Remuneration of executive management
The executive managements remuneration consists of a fixed salary and a variable salary. The latter consists of a bonus scheme and a share-option scheme. The fixed salary is assessed annually by the board's remuneration committee. The variable remuneration consists of a bonus scheme based on achieving specific targets which are set by the supervisory board. The bonus targets are related to the groups pre-tax profit, but may also include individual targets. The bonus component may only make up a maximum of 80 per cent of annual net salary. In addition, the variable remuneration also includes a revolving share-option scheme which is not dependent on achieving specific targets. Each year members of executive management are assigned a number of options with a maximum value equivalent to one years net salary. This value is calculated according to Black & Scholes formula. Options are assigned with exercise price which is 5 per cent higher than the market price at the time of allocation. No fee is paid to the company for receiving the options. The options have a term of five years and may be exercised after three years. Allocation takes place on tax conditions which mean that the profit is taxed as share income against the company not receiving a tax deduction for costs associated with the allocation. The number of options allocated and their value is set out in the company's annual report. The options in the managements share-option scheme are covered through the company's holding of its own shares.DFDS publishes the executive managements total remuneration, split into fixed and variable parts, in its annual report.The executive management is covered by standard notice conditions, although specific notice arrangements apply to change of control. Information about the executive managements severance arrangements is presented in the notes to the annual report. Individual pension schemes are agreed for the executive management. The executive management is not covered by performance-based pension schemes.

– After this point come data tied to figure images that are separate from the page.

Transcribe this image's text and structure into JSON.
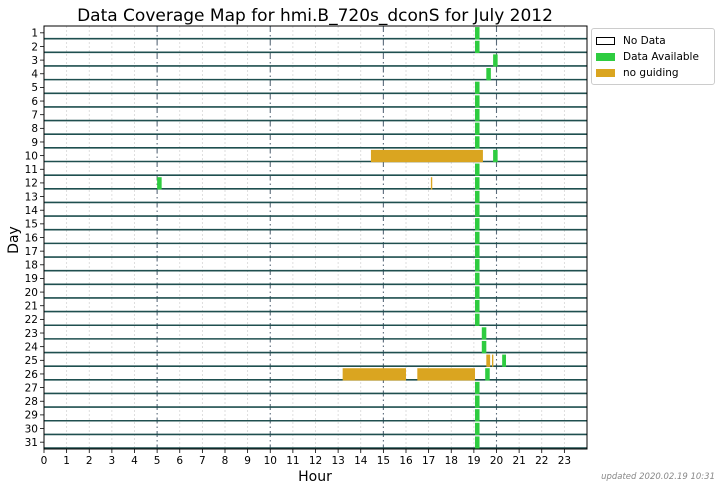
{
  "chart_data": {
    "type": "bar",
    "title": "Data Coverage Map for hmi.B_720s_dconS for July 2012",
    "xlabel": "Hour",
    "ylabel": "Day",
    "xlim": [
      0,
      24
    ],
    "x_ticks": [
      0,
      1,
      2,
      3,
      4,
      5,
      6,
      7,
      8,
      9,
      10,
      11,
      12,
      13,
      14,
      15,
      16,
      17,
      18,
      19,
      20,
      21,
      22,
      23
    ],
    "days": [
      1,
      2,
      3,
      4,
      5,
      6,
      7,
      8,
      9,
      10,
      11,
      12,
      13,
      14,
      15,
      16,
      17,
      18,
      19,
      20,
      21,
      22,
      23,
      24,
      25,
      26,
      27,
      28,
      29,
      30,
      31
    ],
    "highlight_hours": [
      5,
      10,
      15,
      20
    ],
    "legend": {
      "position": "upper-right-outside",
      "items": [
        {
          "label": "No Data",
          "color": "#ffffff",
          "border": "#000000"
        },
        {
          "label": "Data Available",
          "color": "#2ecc40"
        },
        {
          "label": "no guiding",
          "color": "#daa520"
        }
      ]
    },
    "colors": {
      "data": "#2ecc40",
      "noguide": "#daa520",
      "row_line": "#1f4f4f"
    },
    "segments": [
      {
        "day": 1,
        "start": 19.05,
        "end": 19.25,
        "status": "data"
      },
      {
        "day": 2,
        "start": 19.05,
        "end": 19.25,
        "status": "data"
      },
      {
        "day": 3,
        "start": 19.85,
        "end": 20.05,
        "status": "data"
      },
      {
        "day": 4,
        "start": 19.55,
        "end": 19.75,
        "status": "data"
      },
      {
        "day": 5,
        "start": 19.05,
        "end": 19.25,
        "status": "data"
      },
      {
        "day": 6,
        "start": 19.05,
        "end": 19.25,
        "status": "data"
      },
      {
        "day": 7,
        "start": 19.05,
        "end": 19.25,
        "status": "data"
      },
      {
        "day": 8,
        "start": 19.05,
        "end": 19.25,
        "status": "data"
      },
      {
        "day": 9,
        "start": 19.05,
        "end": 19.25,
        "status": "data"
      },
      {
        "day": 10,
        "start": 14.45,
        "end": 19.4,
        "status": "noguide"
      },
      {
        "day": 10,
        "start": 19.85,
        "end": 20.05,
        "status": "data"
      },
      {
        "day": 11,
        "start": 19.05,
        "end": 19.25,
        "status": "data"
      },
      {
        "day": 12,
        "start": 5.0,
        "end": 5.2,
        "status": "data"
      },
      {
        "day": 12,
        "start": 17.1,
        "end": 17.16,
        "status": "noguide"
      },
      {
        "day": 12,
        "start": 19.05,
        "end": 19.25,
        "status": "data"
      },
      {
        "day": 13,
        "start": 19.05,
        "end": 19.25,
        "status": "data"
      },
      {
        "day": 14,
        "start": 19.05,
        "end": 19.25,
        "status": "data"
      },
      {
        "day": 15,
        "start": 19.05,
        "end": 19.25,
        "status": "data"
      },
      {
        "day": 16,
        "start": 19.05,
        "end": 19.25,
        "status": "data"
      },
      {
        "day": 17,
        "start": 19.05,
        "end": 19.25,
        "status": "data"
      },
      {
        "day": 18,
        "start": 19.05,
        "end": 19.25,
        "status": "data"
      },
      {
        "day": 19,
        "start": 19.05,
        "end": 19.25,
        "status": "data"
      },
      {
        "day": 20,
        "start": 19.05,
        "end": 19.25,
        "status": "data"
      },
      {
        "day": 21,
        "start": 19.05,
        "end": 19.25,
        "status": "data"
      },
      {
        "day": 22,
        "start": 19.05,
        "end": 19.25,
        "status": "data"
      },
      {
        "day": 23,
        "start": 19.35,
        "end": 19.55,
        "status": "data"
      },
      {
        "day": 24,
        "start": 19.35,
        "end": 19.55,
        "status": "data"
      },
      {
        "day": 25,
        "start": 19.55,
        "end": 19.72,
        "status": "noguide"
      },
      {
        "day": 25,
        "start": 19.8,
        "end": 19.86,
        "status": "noguide"
      },
      {
        "day": 25,
        "start": 20.25,
        "end": 20.42,
        "status": "data"
      },
      {
        "day": 26,
        "start": 13.2,
        "end": 16.0,
        "status": "noguide"
      },
      {
        "day": 26,
        "start": 16.5,
        "end": 19.05,
        "status": "noguide"
      },
      {
        "day": 26,
        "start": 19.5,
        "end": 19.7,
        "status": "data"
      },
      {
        "day": 27,
        "start": 19.05,
        "end": 19.25,
        "status": "data"
      },
      {
        "day": 28,
        "start": 19.05,
        "end": 19.25,
        "status": "data"
      },
      {
        "day": 29,
        "start": 19.05,
        "end": 19.25,
        "status": "data"
      },
      {
        "day": 30,
        "start": 19.05,
        "end": 19.25,
        "status": "data"
      },
      {
        "day": 31,
        "start": 19.05,
        "end": 19.25,
        "status": "data"
      }
    ]
  },
  "footer": {
    "updated": "updated 2020.02.19 10:31"
  }
}
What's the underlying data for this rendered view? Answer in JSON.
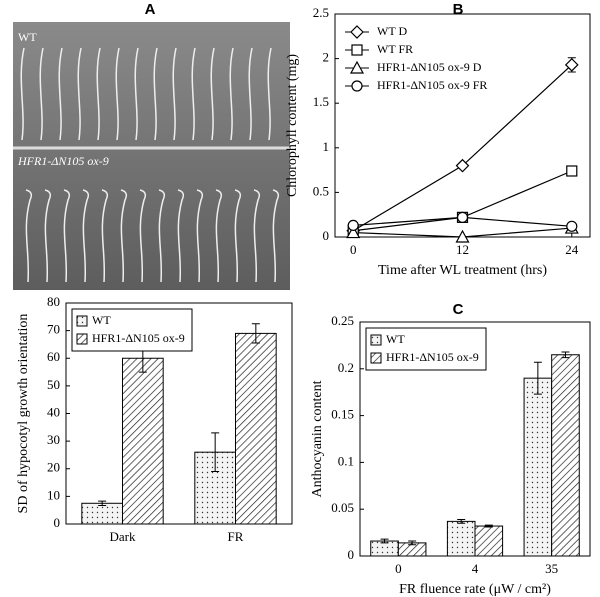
{
  "panels": [
    "A",
    "B",
    "C"
  ],
  "photo": {
    "labels": [
      "WT",
      "HFR1-ΔN105 ox-9"
    ]
  },
  "chart_data": [
    {
      "type": "bar",
      "ylabel": "SD of hypocotyl growth orientation",
      "categories": [
        "Dark",
        "FR"
      ],
      "ylim": [
        0,
        80
      ],
      "yticks": [
        0,
        10,
        20,
        30,
        40,
        50,
        60,
        70,
        80
      ],
      "legend": "top-left",
      "series": [
        {
          "name": "WT",
          "color": "#f4f4f4",
          "pattern": "dots",
          "values": [
            7.5,
            26
          ],
          "errors": [
            0.8,
            7
          ]
        },
        {
          "name": "HFR1-ΔN105 ox-9",
          "color": "#ffffff",
          "pattern": "hatch",
          "values": [
            60,
            69
          ],
          "errors": [
            5,
            3.5
          ]
        }
      ]
    },
    {
      "type": "line",
      "ylabel": "Chlorophyll content (mg)",
      "xlabel": "Time after WL treatment (hrs)",
      "x": [
        0,
        12,
        24
      ],
      "xlim": [
        -2,
        26
      ],
      "xticks": [
        0,
        12,
        24
      ],
      "ylim": [
        0,
        2.5
      ],
      "yticks": [
        0,
        0.5,
        1,
        1.5,
        2,
        2.5
      ],
      "legend": "top-left",
      "series": [
        {
          "name": "WT D",
          "color": "#000000",
          "marker": "diamond",
          "values": [
            0.07,
            0.8,
            1.93
          ],
          "errors": [
            null,
            null,
            0.08
          ]
        },
        {
          "name": "WT FR",
          "color": "#000000",
          "marker": "square",
          "values": [
            0.07,
            0.22,
            0.74
          ],
          "errors": [
            null,
            null,
            null
          ]
        },
        {
          "name": "HFR1-ΔN105 ox-9 D",
          "color": "#000000",
          "marker": "triangle",
          "values": [
            0.05,
            0.0,
            0.1
          ],
          "errors": [
            null,
            null,
            null
          ]
        },
        {
          "name": "HFR1-ΔN105 ox-9 FR",
          "color": "#000000",
          "marker": "circle",
          "values": [
            0.13,
            0.22,
            0.12
          ],
          "errors": [
            null,
            null,
            null
          ]
        }
      ]
    },
    {
      "type": "bar",
      "ylabel": "Anthocyanin content",
      "xlabel": "FR fluence rate (μW / cm²)",
      "categories": [
        "0",
        "4",
        "35"
      ],
      "ylim": [
        0,
        0.25
      ],
      "yticks": [
        0,
        0.05,
        0.1,
        0.15,
        0.2,
        0.25
      ],
      "legend": "top-left",
      "series": [
        {
          "name": "WT",
          "color": "#f4f4f4",
          "pattern": "dots",
          "values": [
            0.016,
            0.037,
            0.19
          ],
          "errors": [
            0.002,
            0.002,
            0.017
          ]
        },
        {
          "name": "HFR1-ΔN105 ox-9",
          "color": "#ffffff",
          "pattern": "hatch",
          "values": [
            0.014,
            0.032,
            0.215
          ],
          "errors": [
            0.002,
            0.001,
            0.003
          ]
        }
      ]
    }
  ]
}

Remuneration of other managers and employees
All employees receive a fixed salary which is assessed annually in association with the annual personal-development review. Managers and employees selected by the executive management are included in a bonus scheme based on specific result targets. In addition, the executive management may assign share options to wider group managers and leading employees annually. The options are issued according to the same principles as the options for the executive management. The total allocation for this group of employees is set out in the annual report.